There are many places in the Bible where God makes His strength available to us.  For today, let’s consider the Prophet Habakkuk.  You will find this short book nestled between the writings of Nahum and Zephaniah toward the end of the Old Testament. Please take the time to read the three chapters of Habakkuk to familiarize/reacquaint with what he has to say.

This book is different from all the other prophetic books in that Habakkuk records just a discussion he has with God.  He didn’t have a word given to him to speak to the people of that time nor did he proclaim some judgment of God on them, as so many of the other recorded prophets did.  He simply lays out his case before God, asking why things are happening the way they are, and then he writes down what God says in answer to him.  Habakkuk asked God the same type of ‘why’ questions that we still ask today.

See if some of what he said to God isn’t applicable today:

How long, O LORD, must I call for help, but you do not listen? Or cry out to you, “Violence!” but you do not save? 3 Why do you make me look at injustice? Why do you tolerate wrong? Destruction and violence are before me; there is strife, and conflict abounds. (Habakkuk 1:2-3. Emphasis added)

As we are faced with the real question of why bad things are happening to good people in our day, let’s look at this conversation Habakkuk had with God.  As we do, it is my hope we can all come to a better place of understanding of the answer to the many ‘whys’ in our lives.

The Expositor’s Commentary helps to explain what Habakkuk is saying: “Violence” denotes flagrant violation of moral law by which a person injures primarily one’s fellow human beings. Its underlying meaning is one of ethical wrong, of which physical brutality is only one possible expression.

These same types of things were happening in Habakkuk’s world that are in ours.  The Prophet was looking for answers and went to the ultimate ‘source’ in hopes of finding them.

In response to the first set of why questions, God simply tells Habakkuk they He is going to do something amazing.  It will be so wondrous that Habakkuk won’t be able to believe it.  However, this ‘big picture’ answer doesn’t satisfy the prophet.  He asks God again:

Your eyes are too pure to look on evil; you cannot tolerate wrong.  Why then do you tolerate the treacherous? Why are you silent while the wicked swallow up those more righteous than themselves? (Habakkuk 1:13 emphasis added)

In Chapter 2 God once again answers Habakkuk.  This time God is speaks more plainly, telling the prophet he can be assured that those who do evil will meet their just reward at a future time.

Though this might not be the specific answer Habakkuk, or we, might want in our own personal circumstance, it is one that we can trust in.  Habakkuk then shows us how we can do this in a way that can provide comfort in the face of delayed answers to our why questions.  The key is to shift our primary focus from us and place it on God.  Here’s how he did it:

LORD, I have heard of your fame; I stand in awe of your deeds, O LORD. Renew them in our day, in our time make them known; in wrath remember mercy. (Habakkuk 3:2)

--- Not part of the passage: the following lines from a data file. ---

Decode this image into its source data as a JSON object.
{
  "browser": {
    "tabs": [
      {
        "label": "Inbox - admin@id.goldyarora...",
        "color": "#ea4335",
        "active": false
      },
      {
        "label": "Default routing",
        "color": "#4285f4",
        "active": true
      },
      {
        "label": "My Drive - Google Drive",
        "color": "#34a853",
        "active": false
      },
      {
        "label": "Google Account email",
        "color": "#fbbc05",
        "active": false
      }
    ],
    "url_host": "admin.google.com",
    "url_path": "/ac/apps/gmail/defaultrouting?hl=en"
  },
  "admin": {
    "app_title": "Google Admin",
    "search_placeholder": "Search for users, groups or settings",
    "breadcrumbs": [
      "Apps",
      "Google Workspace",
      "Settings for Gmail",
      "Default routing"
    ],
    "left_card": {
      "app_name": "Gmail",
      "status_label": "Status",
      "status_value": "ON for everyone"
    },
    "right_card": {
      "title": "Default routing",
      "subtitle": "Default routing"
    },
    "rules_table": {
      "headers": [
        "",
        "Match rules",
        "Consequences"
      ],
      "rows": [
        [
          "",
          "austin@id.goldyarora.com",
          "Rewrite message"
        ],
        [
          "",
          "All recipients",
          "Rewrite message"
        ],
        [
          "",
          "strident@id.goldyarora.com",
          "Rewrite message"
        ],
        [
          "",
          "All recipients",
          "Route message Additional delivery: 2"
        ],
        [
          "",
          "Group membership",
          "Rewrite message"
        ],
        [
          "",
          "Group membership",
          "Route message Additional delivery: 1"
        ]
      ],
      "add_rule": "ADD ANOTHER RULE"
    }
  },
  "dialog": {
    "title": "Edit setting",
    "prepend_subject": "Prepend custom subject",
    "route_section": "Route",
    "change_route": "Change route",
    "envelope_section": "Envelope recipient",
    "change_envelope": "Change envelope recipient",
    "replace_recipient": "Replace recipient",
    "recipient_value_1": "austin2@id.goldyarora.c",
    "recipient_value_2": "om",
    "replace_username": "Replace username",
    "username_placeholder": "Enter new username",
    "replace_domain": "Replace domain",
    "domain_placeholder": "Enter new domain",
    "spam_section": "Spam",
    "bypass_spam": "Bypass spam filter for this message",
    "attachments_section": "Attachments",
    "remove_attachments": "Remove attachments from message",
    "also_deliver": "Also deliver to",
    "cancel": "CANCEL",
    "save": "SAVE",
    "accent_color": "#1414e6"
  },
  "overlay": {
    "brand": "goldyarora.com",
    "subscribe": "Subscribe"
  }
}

By doing so, he takes strength in the greatness of God, whose fame reaches to heaven and whose mighty works are awe-inspiring.  The Prophet recognizes that God is greater than any circumstance, and that keeping the focus on Him will allow Habakkuk to navigate the difficult times of life.

The same applies to us: We must transfer our primary focus from us and put it on God.  This won’t magically make our problems go away, but it will give us a healthier perspective with which to see them.  If we can acknowledge that God has always been in control, we can better accept that He still is, even when the stakes are personally high for us.  This can allow us to gain trust in God’s providence.

This is the comfort God has made known to me.  Though my specific requests may not have been answered in the way I thought were best, God has continued to show His faithfulness by the way He has chosen to do so.  He is in control, whether I choose to see it or not.  This includes my accepting that not all of my why questions will get answered. His past record is perfect, I can trust that His current and future handling of things will be as well!